It started with 74 bricks over a hundred years ago from a building in Milwaukee reverently called Juneau. It continued with a brave group of Harley riders who wiped snow off their motorcycles back in March to deliver those bricks made in 1912 to Sturgis. It culminated with Milwaukee artist Kendall Polster, aka The Weld Guy, showering Main Street Sturgis with sparks today for the official unveiling of the new Harley-Davidson Rally Point.
“We are thrilled to be here. This is a historic moment, to be able to unveil this phenomenal part of Main Street with all of you is a pretty special time, so thanks for being here,” said Bill Davidson, great-grandson of Harley-Davidson founder William A. Davidson and vice president of the Harley-Davidson Museum.
Fans of The Motor Company lined the streets as Bill, his sister Karen, and a caravan of Harley riders came rumbling down Main Street with a police escort to kick-off the celebration. Willie G. and wife Nancy also joined the party, making it a true Davidson family affair. A rousing rendition of the Star Spangled Banner fueled the crowd before the countdown to the chain-cutting began.
“Sturgis is proven to be a mecca for riders from all over the world to gather here and what’s really cool is during its initial 75 years Harley-Davidson riders have truly defined what this event is,” continued Davidson.
Bill Davidson works the crowd at the chain-cutting ceremony for Harley-Davidson’s Rally Point on Main Street Sturgis.
In addition to the 74 bricks from Juneau, there’s also a brick from the Harley-Davidson Museum. Even more special, there’s a tile from the original Davidson homestead in Scotland incorporated into its design.

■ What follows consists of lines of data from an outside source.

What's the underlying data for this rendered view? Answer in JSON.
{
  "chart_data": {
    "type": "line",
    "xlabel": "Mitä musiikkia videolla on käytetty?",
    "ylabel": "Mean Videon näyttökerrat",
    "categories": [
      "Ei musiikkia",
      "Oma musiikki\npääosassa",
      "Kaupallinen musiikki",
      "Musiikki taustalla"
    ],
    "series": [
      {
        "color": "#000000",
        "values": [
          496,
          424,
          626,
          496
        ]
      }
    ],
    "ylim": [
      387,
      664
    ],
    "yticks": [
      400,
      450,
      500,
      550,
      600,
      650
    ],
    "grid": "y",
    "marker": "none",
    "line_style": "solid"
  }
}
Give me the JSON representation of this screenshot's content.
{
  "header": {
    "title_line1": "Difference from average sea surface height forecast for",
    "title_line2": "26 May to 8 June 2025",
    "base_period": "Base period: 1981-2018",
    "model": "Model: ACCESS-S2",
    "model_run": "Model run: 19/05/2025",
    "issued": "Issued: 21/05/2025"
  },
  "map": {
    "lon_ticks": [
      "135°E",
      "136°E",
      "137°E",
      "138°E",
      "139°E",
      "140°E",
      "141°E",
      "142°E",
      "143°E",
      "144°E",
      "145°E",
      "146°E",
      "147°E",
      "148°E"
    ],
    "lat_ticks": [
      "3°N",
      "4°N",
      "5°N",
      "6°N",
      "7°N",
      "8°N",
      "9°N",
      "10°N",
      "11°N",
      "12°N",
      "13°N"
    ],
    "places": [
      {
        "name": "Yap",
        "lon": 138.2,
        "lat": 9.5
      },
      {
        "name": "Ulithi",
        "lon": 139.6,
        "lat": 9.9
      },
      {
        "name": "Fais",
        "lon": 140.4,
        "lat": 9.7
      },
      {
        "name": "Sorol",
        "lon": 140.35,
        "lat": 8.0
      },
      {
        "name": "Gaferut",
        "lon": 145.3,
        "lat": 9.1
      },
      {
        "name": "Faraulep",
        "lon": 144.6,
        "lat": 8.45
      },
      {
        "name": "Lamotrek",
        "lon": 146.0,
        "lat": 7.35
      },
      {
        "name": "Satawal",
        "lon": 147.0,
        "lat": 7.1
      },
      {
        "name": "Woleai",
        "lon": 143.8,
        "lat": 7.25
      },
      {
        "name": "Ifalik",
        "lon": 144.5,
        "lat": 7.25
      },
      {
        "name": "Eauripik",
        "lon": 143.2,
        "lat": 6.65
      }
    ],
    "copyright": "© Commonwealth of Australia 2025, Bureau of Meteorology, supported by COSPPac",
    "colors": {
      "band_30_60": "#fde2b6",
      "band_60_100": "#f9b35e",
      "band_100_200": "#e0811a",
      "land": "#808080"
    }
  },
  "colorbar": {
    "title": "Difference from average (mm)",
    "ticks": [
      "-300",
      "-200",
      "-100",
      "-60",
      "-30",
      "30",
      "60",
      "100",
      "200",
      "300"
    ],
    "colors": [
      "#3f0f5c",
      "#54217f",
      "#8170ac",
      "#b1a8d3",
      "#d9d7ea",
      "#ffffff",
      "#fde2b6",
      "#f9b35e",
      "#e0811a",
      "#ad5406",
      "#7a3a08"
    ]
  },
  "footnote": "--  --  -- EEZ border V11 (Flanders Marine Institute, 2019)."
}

And it is a grand design, an industrial façade constructed of steel and stone. There’s a large stage in the center flanked by an impressive fireplace. A king-sized silver and black Bar & Shield logo leaves no doubt whose fingerprint is stamped on the plaza. Lead planner Jessica Hawn of FourFront Design, Inc. out of Rapid City and principle landscape architect Eirik Heikes should be commended for the awe-inspiring outcome of the final project.
When The Weld Guy made the final cut and the chain split in two, a roar of applause rose from the Harley faithful. Half of the plates that formed the ceremonial chain will go to the Harley-Davidson Museum in Milwaukee while the other half will go to the Sturgis Motorcycle Museum & Hall of Fame. After the chain fell, Sturgis Mayor Mark Carstensen declared the 75th annual Sturgis Rally officially open.
The stage was quickly broken in by a band singing a song about Sturgis. Not far away, a line of motorcycles was already forming down the alleyway as riders aimed to be among the first to ride their bikes on the raised plateau of the pavilion and have their picture taken with the big white letters of the hillside Sturgis sign clearly framed in the background.